The whole table laughed, though Inspector Jaber appeared pensive at these recitations of possible motives. The four of them let the subject drop and began the first course, fresh oysters on the half-shell with lemon and tabasco. None of them seemed to want to talk and all concentrated on their food. Though they tried to ignore it, the murders and the virus that seemed to be sweeping the globe weighed on their minds like a veil over the evening.
When the van bringing the guests from the Movenpick Hotel arrived, Zhara called out a greeting to each of the guests she knew and the variety of responses was varied and less than illuminating.
Jill Clark rushed over, hugged them all, gravely thanked the Inspector for his work on the case, though it remained unsolved, she added, glaring at him - then returned to stand beside Ralph Johnson, who studiously ignored the entire party.
Mrs. Nettlepoole had saluted them with a low wave of her cane, glowered at the detective, then turned her back on their party and stumped away to the seafood buffet. The honeymooners appeared, as always, oblivious to anyone else, cooing and feeding each other shrimp from a shared plate.
Claude and Iona Wright, a couple from Iowa that Zhara had met at the hotel on the Dead Sea, also joined the group. If Zhara remembered correctly, which she did, they had been terrified to talk to any of the wait staff and had hesitantly asked Zhara, “Do any of these foreigners speak English?”
Zhara had laughed gently and said, “Of course they speak English, this is a tourist hotel and the common language of world tourism is English. And, of course, in this country - you are the foreigners.” The couple had shrunk back from her as though she’d cast a handful of stones at them.
They did proceed to a table and managed to order, casting fearful glances at their very calm, blank-faced waiter. Their obvious terror made Zhara wonder why they’d bothered to travel outside of Iowa at all.
When they’d prayed very loudly over their meals, Zhara had to keep from rolling her eyes at them in annoyance. Really, pushily obnoxious in a country not their own - it was just so rude, so arrogant and so entitled that she’d wanted to walk over to their table and slap them. She’d managed to just ignore them with the aid of another glass of Sambuca.

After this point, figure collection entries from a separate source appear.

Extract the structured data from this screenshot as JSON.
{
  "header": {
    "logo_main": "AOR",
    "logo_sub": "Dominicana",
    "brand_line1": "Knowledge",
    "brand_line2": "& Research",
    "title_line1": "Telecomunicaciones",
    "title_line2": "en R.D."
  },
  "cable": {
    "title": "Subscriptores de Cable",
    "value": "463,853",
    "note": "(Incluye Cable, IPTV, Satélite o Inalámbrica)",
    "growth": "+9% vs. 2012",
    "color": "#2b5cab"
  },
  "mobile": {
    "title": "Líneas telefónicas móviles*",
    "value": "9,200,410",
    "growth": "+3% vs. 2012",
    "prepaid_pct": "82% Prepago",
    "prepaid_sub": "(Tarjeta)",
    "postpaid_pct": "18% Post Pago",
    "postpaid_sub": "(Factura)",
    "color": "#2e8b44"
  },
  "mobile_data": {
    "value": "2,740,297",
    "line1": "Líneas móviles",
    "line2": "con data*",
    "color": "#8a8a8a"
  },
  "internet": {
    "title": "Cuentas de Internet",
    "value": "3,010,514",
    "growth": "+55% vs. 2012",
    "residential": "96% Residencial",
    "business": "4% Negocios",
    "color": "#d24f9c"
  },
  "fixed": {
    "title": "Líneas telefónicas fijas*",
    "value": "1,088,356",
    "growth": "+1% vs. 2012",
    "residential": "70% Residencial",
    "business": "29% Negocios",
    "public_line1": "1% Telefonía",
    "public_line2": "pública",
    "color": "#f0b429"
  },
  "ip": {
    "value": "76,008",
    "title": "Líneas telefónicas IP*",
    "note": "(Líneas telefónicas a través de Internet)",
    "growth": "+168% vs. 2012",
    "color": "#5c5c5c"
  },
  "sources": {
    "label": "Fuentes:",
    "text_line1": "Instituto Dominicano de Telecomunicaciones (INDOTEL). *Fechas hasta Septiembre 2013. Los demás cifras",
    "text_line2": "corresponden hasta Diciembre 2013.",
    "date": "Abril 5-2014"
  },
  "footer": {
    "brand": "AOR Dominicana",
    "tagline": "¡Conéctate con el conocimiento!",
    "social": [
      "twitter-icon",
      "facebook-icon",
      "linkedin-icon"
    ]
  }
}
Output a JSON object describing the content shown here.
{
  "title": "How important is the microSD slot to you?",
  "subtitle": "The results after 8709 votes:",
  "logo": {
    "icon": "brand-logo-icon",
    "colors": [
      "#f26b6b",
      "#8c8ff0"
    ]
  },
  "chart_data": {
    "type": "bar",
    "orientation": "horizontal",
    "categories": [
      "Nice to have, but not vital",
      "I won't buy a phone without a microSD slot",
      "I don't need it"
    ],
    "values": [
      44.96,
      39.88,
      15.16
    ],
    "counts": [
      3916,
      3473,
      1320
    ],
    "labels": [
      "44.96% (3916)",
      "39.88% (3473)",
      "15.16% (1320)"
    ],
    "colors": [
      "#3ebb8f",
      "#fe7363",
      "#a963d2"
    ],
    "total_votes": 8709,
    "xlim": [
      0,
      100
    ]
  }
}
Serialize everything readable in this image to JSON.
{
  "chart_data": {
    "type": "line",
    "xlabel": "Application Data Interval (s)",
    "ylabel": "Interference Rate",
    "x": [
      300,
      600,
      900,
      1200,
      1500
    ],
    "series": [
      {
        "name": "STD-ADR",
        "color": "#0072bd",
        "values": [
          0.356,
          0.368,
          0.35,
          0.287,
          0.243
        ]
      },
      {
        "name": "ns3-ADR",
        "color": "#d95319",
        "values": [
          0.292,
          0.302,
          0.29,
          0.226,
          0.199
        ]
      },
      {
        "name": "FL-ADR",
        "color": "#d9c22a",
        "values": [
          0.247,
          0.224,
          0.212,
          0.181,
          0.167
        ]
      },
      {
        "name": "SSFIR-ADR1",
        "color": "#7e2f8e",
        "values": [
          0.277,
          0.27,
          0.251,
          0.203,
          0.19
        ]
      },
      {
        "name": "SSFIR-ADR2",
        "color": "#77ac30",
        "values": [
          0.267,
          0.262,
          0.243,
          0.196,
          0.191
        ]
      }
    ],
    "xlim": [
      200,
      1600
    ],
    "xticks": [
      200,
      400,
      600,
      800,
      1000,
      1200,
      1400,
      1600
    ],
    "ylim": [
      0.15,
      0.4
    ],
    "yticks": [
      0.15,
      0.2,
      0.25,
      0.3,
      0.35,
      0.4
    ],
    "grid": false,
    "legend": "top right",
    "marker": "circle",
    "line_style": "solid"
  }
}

None of the potential suspects seemed to behave in any way out of the ordinary, which irk
ed Zhara to no end, and, she was sure, didn’t please the Inspector either. They all made their goodbyes in the lobby and the Inspector left, saying, “I’m sure I’ll see you again soon.” Basilio had grinned at the Inspector, causing him to scowl and turn his back on them.
Zhara smacked his arm and said, “Really, Basilio! You shouldn’t needle the Inspector. He’s under a lot of pressure.”
“I know,” he grinned cheekily, then added, “But it’s so much fun to be able to give a policeman a little bit of payback, that I can’t help myself.”
Beatriz had only shaken her head, thinking that raising a son in a country with corrupt officials and oppressive police did have certain impacts that just could not be changed. At least now he wouldn’t be punished for those beliefs. Freedom of speech was not something that could be taken for granted in many countries. Even a small jibe like what he’d given the Inspector, could have had serious consequences in Bolivia. Never had she been so grateful to have found a position with Lady Six. Even with a murderer lurking, the benefits of their new life were ever present.